Berdiri, duduk, jongkok, lari di tempat sudah dilakukan Nichi tapi ia belum menemukan erornya di mana. Matanya sudah berjam-jam menatap layar monitor tapi tidak ada hasil. Matanya sudah terasa letih.
Posisinya yang tadi duduk kini berubah berjongkok di atas kursi. Dengan lekat matanya mencari sumber erornya. Sebelum suara ketukan pintu membuyarkan konsentrasinya.
“Anjing! Siapa sih!” Makinya dengan keras.
Ia langsung turun dari kursi dan melihat Apollo di depan rumahnya yang menatapnya dengan cengiran kecil.
“Ngapain lo ke sini?!” Dengan ketus Nichi berkata. Ia bahkan berdiri di depan pintu dan menghalangi Apollo agar tidak masuk rumah.
“Main. Bawa makanan juga.” Apollo mengangkat sebuah tas eco-friendly berwarna hitam.
Nichi berdecak keras. “Mending lo pulang. Gue lagi sibuk.”
Bukannya menurut, pria itu tetap di tempatnya sambil menatap Nichi lekat. “Makan dulu yuk, baru lo boleh usir gue.”
Nichi tentu tidak luluh. Ia benar-benar lagi stres sekarang, pekerjaannya harus diselesaikan.

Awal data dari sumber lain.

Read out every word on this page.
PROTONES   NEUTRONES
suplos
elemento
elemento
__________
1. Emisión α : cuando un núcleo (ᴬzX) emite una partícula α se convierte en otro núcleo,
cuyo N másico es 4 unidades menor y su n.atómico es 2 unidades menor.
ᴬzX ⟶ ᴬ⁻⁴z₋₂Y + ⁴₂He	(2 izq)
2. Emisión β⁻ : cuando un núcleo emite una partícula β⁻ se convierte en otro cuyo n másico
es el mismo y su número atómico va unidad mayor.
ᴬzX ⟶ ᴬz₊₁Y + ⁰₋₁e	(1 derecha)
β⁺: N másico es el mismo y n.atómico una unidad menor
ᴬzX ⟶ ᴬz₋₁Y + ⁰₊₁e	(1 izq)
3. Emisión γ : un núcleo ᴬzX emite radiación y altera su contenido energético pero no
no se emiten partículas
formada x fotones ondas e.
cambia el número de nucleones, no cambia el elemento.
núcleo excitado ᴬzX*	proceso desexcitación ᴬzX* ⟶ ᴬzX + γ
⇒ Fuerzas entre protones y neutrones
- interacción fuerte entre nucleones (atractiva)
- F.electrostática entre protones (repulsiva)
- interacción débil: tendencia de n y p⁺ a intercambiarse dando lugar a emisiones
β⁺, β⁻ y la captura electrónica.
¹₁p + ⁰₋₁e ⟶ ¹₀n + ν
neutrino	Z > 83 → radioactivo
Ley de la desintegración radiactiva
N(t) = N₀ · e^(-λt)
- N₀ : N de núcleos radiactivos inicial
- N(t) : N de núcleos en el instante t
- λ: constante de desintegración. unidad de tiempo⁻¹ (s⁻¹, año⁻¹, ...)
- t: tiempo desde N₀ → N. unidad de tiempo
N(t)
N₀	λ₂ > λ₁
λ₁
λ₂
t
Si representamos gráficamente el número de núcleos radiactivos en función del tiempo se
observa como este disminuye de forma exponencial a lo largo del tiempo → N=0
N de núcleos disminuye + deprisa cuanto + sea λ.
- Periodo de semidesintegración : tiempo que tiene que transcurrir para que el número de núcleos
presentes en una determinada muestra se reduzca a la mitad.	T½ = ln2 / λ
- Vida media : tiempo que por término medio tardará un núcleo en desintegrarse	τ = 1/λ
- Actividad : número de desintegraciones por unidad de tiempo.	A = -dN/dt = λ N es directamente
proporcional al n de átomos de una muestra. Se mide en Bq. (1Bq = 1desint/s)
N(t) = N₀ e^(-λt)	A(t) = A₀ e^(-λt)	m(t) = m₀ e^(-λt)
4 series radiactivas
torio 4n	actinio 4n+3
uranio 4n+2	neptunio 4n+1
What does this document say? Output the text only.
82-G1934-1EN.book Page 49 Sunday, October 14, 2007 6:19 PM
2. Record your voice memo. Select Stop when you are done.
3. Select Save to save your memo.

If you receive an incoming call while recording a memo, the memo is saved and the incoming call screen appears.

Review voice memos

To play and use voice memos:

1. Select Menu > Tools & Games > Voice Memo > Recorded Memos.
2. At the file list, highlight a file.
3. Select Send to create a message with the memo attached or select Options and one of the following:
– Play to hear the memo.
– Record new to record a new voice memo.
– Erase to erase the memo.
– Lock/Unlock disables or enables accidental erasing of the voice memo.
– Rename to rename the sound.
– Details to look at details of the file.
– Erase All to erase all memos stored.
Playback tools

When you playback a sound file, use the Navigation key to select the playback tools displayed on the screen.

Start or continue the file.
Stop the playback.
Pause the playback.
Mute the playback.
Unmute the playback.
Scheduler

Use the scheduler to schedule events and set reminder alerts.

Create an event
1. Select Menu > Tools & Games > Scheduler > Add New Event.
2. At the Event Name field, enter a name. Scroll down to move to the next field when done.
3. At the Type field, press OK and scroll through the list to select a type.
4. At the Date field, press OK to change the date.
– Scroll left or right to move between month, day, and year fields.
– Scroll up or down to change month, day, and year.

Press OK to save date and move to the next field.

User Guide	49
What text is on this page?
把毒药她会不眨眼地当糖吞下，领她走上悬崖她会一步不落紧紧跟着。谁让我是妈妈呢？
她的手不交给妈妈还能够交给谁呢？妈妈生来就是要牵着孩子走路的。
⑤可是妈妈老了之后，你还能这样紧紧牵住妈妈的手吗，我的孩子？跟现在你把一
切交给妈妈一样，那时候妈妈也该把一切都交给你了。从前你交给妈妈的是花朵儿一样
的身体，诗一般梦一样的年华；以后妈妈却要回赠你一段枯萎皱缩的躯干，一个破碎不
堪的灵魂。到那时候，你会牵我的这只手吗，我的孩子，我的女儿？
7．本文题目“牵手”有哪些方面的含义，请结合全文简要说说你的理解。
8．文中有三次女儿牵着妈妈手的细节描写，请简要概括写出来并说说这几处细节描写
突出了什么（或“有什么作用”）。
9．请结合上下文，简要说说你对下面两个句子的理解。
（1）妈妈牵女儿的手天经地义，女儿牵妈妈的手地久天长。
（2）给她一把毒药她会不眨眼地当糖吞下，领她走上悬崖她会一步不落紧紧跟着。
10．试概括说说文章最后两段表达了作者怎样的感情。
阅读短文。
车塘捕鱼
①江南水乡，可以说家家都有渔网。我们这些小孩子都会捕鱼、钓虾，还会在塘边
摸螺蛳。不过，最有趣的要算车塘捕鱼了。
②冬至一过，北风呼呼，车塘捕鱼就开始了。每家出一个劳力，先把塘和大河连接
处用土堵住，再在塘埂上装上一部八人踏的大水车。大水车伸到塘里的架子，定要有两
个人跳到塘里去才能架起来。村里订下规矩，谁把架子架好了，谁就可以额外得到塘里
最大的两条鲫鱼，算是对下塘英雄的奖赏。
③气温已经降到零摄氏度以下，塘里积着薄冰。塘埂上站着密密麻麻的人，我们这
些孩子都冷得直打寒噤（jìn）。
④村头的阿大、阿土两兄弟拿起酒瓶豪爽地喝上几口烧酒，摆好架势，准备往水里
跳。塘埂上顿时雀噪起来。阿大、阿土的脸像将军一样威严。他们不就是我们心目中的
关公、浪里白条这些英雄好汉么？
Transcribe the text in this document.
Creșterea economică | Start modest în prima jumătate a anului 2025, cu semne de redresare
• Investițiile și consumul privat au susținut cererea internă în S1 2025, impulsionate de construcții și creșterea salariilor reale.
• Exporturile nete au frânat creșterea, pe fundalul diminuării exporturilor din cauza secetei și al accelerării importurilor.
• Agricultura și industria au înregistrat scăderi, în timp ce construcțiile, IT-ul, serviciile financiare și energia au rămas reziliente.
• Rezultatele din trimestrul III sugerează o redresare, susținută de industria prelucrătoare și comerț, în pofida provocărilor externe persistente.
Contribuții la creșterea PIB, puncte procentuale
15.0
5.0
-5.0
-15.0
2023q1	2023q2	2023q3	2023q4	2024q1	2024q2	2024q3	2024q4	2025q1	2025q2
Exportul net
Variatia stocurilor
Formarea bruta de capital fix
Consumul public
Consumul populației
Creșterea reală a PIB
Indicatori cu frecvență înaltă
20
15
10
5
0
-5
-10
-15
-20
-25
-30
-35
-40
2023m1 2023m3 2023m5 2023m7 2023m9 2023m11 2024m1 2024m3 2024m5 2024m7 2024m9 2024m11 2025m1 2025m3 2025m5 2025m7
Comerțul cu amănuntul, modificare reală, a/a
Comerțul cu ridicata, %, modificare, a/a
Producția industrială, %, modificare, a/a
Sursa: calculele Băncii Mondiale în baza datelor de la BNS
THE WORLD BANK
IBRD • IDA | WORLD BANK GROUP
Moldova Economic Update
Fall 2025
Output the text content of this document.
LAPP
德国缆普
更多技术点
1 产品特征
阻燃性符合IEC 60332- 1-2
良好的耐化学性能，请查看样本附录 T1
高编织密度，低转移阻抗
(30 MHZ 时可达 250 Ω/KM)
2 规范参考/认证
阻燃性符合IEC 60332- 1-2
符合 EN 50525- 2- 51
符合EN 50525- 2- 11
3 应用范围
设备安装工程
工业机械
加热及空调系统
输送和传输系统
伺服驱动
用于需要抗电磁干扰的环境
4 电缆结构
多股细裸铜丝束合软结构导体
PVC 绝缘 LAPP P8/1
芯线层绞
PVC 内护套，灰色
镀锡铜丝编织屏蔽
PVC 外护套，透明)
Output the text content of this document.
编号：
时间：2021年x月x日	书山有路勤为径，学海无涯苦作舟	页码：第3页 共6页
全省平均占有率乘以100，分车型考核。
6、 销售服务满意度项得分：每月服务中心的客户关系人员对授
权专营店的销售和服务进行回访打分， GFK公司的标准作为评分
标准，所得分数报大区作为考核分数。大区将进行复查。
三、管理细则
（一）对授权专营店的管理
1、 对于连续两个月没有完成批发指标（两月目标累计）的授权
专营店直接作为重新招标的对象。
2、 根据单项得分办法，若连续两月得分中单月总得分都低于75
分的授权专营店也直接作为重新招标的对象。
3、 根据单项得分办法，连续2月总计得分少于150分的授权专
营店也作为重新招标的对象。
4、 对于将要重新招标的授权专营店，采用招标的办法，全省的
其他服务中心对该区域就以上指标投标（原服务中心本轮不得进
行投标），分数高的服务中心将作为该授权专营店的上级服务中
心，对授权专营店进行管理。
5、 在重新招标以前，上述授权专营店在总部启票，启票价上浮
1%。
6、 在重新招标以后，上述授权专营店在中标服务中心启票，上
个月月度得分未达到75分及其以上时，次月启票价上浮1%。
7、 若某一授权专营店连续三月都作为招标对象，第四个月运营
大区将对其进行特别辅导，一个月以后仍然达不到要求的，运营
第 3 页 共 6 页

“Jangan buat gue mengulanginya. Lo pulang.” Nichi menekan dua kata terakhir dengan tegas.
“Chi. Mata lo keliatan merah, muka lo juga lesu. Gue nggak mungkin pergi karna liat lo yang kayak gini. Gue janji. Gue temenin lo makan sampe selesai baru gue pulang. Lo perlu energi.”
Nichi memandang Apollo yang menatapnya lembut. Setiap perkataannya pun penuh perhatian dan ia mengatakannya dengan pelan, membuat Nichi paham. Yang dikatakan pria di hadapannya ini benar. Ia perlu energi, perlu makan karena sedari siang ia belum makan apa pun selain minum air. Nichi lalu mengangguk.
“Ya udah. Masuk.”
Nichi beranjak dari depan pintu dan berjalan masuk rumah diikuti Apollo di belakangnya. Seperti biasa, Apollo langsung menuju dapur. Ia mencuci kedua tangannya sampai bersih lalu dengan cekatan mengeluarkan satu kotak makan dan sebuah botol jus.
Nichi hanya memerhatikan dari seberang meja sebelum kemudian menarik bangku dan duduk.
Apollo tersenyum menatap Nichi. Ia membuka kotak makan itu. Tangannya meraih sendok dan garpu dari laci meja. Kemudian mengambil piring dari salah satu kabinet yang ada, juga sebuah mug besar.
Nichi melihat itu semua dalam diam. Apollo sudah hapal semua letak perabot dapurnya. Pria itu memindahkan makanan ke dalam piring, menyisihkan lauknya ke pinggir piring. Jus dari botol sedang itu juga sudah berpindah ke mug.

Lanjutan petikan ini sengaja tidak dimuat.